You think you're alone in that body of yours. Oh, but you're not alone, not by a long shot. You've got company. Not just a few guests, you've got a few BILLION guests. And I'm not talking about the few billion people on the planet - I'm talking about the few billion microscopic life forms that inhabit your very body. Do you feel like an independent, do-it-yourself kind of person? Well you may want to revise that idea as well, because the overwhelming majority of these critters are beneficial to your healthy existence, and many are vital. You are not alone.
I was fascinated to read about this in an Indian newspaper. The genesis was a book written in 1969 by Theodor Rosebury, "Life on Man." By the time we reach adulthood we may have an astonishing 50 TRILLION microbes (and 1,000 different species) in and on our body, gleefully inhabiting our darkest and most personal body-bits, where we wouldn't normally consider entertaining a crowd.

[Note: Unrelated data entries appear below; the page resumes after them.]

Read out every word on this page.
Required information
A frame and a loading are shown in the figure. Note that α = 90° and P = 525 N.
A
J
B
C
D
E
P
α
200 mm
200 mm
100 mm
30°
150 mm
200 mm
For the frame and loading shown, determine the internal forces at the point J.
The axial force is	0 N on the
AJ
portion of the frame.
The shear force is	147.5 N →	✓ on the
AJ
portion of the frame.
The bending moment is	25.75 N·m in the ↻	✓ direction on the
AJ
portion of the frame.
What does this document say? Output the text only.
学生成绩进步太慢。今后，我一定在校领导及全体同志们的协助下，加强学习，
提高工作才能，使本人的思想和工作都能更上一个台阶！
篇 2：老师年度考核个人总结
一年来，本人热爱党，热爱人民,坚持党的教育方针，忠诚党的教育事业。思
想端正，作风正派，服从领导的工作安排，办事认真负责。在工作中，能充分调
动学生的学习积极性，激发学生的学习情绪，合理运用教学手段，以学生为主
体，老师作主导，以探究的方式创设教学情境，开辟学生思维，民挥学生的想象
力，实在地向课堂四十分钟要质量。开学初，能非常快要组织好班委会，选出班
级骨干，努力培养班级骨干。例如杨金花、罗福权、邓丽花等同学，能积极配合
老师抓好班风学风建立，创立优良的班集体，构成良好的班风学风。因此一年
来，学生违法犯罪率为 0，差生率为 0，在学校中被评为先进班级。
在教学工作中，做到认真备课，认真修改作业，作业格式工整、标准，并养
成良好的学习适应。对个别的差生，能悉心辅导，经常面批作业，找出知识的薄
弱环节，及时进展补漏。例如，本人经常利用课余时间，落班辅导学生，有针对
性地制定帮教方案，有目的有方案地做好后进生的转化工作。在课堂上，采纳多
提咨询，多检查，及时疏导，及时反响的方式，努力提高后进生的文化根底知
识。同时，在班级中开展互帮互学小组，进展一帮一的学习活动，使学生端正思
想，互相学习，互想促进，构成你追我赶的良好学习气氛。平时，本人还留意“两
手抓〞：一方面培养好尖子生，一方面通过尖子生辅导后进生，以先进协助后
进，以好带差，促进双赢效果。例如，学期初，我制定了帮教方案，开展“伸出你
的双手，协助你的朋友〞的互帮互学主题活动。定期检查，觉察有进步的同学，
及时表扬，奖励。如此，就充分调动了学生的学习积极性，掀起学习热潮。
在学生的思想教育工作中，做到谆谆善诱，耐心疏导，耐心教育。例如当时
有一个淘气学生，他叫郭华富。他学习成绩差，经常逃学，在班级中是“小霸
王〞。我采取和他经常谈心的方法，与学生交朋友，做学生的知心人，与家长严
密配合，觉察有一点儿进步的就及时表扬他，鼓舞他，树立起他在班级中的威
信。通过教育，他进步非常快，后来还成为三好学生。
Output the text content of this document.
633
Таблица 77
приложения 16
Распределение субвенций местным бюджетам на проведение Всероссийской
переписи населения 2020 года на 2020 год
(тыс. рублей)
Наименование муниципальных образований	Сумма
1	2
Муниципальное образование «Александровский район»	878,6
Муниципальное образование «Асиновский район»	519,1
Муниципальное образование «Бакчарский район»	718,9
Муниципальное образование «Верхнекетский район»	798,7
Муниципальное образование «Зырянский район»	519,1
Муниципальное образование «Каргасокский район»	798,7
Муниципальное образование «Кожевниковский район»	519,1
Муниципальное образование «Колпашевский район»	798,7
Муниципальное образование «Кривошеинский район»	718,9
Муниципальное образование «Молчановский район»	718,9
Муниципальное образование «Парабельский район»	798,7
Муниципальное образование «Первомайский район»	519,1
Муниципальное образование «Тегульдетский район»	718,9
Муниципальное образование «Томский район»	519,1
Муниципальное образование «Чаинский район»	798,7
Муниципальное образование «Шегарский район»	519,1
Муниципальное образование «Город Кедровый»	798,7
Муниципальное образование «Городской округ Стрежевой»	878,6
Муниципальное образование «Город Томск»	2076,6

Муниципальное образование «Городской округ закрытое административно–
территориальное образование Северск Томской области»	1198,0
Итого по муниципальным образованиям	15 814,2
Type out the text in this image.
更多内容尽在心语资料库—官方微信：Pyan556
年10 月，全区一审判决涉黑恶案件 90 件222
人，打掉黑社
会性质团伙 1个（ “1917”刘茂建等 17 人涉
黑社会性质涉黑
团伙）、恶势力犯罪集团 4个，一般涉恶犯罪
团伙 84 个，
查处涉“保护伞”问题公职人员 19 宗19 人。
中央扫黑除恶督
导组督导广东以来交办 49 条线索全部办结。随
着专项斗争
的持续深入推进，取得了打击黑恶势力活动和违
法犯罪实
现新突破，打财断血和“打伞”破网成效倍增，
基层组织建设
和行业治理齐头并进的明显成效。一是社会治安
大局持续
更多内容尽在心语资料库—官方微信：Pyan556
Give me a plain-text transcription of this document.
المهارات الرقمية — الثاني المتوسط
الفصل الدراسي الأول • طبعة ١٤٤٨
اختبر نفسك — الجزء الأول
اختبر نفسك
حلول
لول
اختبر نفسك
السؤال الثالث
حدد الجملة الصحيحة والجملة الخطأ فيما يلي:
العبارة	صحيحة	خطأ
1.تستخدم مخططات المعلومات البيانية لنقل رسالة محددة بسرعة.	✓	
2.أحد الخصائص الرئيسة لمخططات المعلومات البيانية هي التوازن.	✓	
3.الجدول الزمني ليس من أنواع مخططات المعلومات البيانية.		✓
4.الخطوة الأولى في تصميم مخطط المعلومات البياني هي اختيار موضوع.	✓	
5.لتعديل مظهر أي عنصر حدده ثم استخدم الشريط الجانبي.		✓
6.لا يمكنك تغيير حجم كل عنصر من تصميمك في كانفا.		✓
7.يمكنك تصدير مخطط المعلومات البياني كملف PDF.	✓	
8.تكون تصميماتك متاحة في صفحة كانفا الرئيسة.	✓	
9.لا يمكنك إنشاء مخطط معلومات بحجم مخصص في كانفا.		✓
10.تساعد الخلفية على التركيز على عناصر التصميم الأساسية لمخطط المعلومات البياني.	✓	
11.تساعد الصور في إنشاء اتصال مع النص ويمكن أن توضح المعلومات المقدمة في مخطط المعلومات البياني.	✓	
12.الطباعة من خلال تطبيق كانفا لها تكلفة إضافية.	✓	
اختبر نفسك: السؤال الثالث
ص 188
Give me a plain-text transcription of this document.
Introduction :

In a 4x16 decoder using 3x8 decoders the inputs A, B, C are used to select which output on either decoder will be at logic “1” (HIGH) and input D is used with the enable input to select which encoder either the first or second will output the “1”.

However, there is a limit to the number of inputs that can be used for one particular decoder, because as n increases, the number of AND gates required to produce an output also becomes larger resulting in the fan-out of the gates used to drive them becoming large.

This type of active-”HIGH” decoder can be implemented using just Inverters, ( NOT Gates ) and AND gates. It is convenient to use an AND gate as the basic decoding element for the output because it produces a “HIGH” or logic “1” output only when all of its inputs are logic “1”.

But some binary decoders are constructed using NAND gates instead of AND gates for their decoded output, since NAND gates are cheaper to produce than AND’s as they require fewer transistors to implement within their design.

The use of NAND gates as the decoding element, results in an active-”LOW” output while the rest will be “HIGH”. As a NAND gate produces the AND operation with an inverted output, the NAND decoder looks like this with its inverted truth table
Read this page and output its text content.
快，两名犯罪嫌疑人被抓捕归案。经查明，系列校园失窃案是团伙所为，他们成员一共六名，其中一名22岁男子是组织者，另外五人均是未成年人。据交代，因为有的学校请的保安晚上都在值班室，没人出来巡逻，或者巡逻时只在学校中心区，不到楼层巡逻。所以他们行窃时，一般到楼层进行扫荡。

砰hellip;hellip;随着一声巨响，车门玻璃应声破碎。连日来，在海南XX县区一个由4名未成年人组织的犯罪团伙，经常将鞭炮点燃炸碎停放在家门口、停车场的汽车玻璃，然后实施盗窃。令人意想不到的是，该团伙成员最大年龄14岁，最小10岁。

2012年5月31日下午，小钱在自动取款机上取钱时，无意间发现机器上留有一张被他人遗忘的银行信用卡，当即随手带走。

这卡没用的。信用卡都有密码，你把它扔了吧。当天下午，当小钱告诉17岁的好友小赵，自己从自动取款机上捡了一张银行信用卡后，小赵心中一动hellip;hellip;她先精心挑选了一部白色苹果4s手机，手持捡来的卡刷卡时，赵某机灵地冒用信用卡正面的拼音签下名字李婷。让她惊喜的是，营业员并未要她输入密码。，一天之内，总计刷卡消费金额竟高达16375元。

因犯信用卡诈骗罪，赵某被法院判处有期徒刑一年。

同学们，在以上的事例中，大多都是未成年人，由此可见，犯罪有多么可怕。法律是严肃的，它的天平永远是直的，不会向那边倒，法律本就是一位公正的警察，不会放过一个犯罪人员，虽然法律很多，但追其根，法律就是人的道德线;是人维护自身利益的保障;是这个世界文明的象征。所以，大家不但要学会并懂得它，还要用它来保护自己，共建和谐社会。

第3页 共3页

You've probably heard of the earth described as Gaia, as a sort of living organism, and not the individual bits and bobs that we typically think of. I always thought that was a stretch, but look at the parallels to our body and its microbes. Your armpit is a Gaia all of its own, whether you include the rest of your body or the rest of the planet. Up to an incredible 90% of the combined cells of this amalgam we call a body are bacteria. Our vision of our cherished self probably doesn't include this bacteria that make life possible. But shouldn't it? Theodor Rosebury put it, "All life is a single community." And gene experts at Genomic Research claim that we are not entirely human, but "truly symbiotic organisms, relying on one another for life itself."
Where is this "separate self" that we spend most of our lives defending? If we believe in a self, shouldn't we know where it begins and ends? I ate porridge this morning with a mango cut up in it. As of yesterday, I'd never met this mango before. Now, that mango is not separate from me - it is me. Yesterday it was clearly not me, and today it IS me. How does that work?
Too much love,
Below are eight photos:
Hiding behind her sister, she's not so sure about me.
This kid had a really cute and playful personality.
Women with woven baskets walking up the trail, along the Pindari Glacier route.
A Hindu priest.
This man had a wicked and cutting sense of humor. He was hilarious, but you'd want to stay on his good side!
The daughter of two professors from Delhi.
This guy had been painting a utility tower. All the painters were covered in this silver paint.
They look like they're playing, but it's work. I tried pumping the water for a few minutes, and it was really hard. There are a tremendous numbers of houses without running water, and before the monsoon gets going, water outages are frequent in some communities.